Reuters’ report that China’s three big state-owned energy companies, CNPC, Sinopec and CNOOC, have had their arms twisted by the U.S. to suspend new investments in Iran causes this Bystander to raise an eyebrow. CNPC has reportedly delayed work on a 4.7 billion dollar deal; Sinopec has postponed a 2.0 billion dollar oil development, and CNOOC has halted a gas venture according to the news agency after U.S. officials threatened sanctions against the SOEs’ U.S. investments. This they apparently did by bypassing official diplomatic channels and going directly to the companies.

Now, Washington has not had much success in getting Beijing to go along with its efforts to thwart Iran’s nuclear programme. Beijing opposes proposed UN sanctions, which would jeopardize the oil supplies it buys from Tehran, it’s third biggest supplier. Plus there is the general reluctance on Beijing’s part of being seen to be doing anything at Washington’s behest, and a general tendency to stick with old friends, especially those hostile to the U.S., (a policy that is causing some second thoughts, or at least some readjustment, in the light of events in places like Pakistan, Libya and Syria, all of which also have implications for the leadership’s legitimacy at home).

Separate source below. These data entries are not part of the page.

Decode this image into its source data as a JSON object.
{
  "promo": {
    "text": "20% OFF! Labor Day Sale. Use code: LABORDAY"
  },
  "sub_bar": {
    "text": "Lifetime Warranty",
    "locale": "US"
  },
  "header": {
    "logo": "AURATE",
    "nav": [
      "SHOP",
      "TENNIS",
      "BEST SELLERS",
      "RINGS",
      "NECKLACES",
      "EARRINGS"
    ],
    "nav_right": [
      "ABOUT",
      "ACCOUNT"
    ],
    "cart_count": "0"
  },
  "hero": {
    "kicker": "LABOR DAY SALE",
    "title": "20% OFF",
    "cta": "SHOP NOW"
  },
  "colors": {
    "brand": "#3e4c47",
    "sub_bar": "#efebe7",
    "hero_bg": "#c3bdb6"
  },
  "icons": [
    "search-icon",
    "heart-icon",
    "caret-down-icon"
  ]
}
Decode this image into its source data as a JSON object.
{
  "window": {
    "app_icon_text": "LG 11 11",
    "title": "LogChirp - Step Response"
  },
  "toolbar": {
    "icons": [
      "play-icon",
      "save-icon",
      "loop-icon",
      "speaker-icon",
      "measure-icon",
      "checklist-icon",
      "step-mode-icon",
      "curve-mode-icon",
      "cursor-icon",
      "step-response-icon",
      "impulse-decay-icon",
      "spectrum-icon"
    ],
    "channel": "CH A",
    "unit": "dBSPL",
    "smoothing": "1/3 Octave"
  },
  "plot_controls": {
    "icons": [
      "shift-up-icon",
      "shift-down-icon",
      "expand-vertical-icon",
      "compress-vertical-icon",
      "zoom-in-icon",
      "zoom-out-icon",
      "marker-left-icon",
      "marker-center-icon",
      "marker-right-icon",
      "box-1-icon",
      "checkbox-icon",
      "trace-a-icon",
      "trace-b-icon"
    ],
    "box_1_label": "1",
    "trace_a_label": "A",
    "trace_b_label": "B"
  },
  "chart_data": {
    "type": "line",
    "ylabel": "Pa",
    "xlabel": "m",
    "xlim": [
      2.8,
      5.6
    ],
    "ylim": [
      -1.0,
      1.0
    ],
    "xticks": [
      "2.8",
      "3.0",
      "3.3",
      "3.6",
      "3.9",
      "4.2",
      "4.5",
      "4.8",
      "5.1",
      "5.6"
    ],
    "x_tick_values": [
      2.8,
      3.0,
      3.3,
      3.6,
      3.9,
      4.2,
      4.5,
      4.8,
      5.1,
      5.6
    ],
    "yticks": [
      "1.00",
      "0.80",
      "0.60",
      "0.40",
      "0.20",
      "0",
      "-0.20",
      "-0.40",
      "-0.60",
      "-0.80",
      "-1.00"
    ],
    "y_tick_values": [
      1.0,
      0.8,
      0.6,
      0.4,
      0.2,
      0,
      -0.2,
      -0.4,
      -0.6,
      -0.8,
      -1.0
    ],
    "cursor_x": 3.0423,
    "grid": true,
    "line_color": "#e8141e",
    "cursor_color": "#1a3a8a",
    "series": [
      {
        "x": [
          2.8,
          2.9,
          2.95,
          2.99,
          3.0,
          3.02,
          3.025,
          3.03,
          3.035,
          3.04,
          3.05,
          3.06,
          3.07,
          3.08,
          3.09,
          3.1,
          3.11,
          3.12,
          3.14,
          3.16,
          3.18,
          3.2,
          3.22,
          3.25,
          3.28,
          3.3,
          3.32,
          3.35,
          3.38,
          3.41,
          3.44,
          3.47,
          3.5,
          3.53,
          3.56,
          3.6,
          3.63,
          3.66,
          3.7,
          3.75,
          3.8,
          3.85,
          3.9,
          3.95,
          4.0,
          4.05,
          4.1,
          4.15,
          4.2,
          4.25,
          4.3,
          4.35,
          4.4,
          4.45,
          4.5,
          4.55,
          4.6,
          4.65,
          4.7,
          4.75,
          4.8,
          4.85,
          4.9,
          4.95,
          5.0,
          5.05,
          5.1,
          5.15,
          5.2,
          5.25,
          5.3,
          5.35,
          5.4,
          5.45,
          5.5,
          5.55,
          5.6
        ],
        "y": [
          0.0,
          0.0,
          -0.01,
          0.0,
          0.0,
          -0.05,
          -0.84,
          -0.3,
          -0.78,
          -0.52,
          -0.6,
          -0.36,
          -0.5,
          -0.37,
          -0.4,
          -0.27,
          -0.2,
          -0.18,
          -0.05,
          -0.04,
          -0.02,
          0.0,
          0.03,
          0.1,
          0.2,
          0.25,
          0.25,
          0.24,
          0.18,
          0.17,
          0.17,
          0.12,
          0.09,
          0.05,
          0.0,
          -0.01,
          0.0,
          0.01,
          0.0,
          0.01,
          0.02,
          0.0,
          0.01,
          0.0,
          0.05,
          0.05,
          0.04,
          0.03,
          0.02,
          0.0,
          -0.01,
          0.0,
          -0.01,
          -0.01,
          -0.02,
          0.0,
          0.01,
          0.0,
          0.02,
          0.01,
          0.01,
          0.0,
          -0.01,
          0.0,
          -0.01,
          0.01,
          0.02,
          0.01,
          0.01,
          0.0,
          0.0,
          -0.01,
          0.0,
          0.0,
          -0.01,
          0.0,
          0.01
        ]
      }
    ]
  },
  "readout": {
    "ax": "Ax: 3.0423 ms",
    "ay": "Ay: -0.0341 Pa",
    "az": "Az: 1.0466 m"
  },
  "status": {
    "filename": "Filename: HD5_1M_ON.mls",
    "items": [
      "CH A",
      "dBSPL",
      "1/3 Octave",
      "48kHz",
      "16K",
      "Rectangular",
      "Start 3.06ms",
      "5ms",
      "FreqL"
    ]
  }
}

Even if there may be some shifting of the geo-political sands occurring, there is no way that any or all of CNPC, Sinopec and CNOOC would take it upon themselves to undermine official policy without at least tacit approval from Beijing. Which then makes the question, why would Beijing do this now. Is it just letting some of those swirling geo-political sands settle until prospects become clearer, or is using supposedly business decisions as a smokescreen, if we may mix and match our metaphors, for some back-channel cooperation with Washington that it sees to be in its short- or long-term advantage but which it can’t bring into the open? Or is it, as Reuters implies, just part of Beijing’s desire, seen since late last year, to ease tensions with the U.S.as it heads into it’s own leadership transition?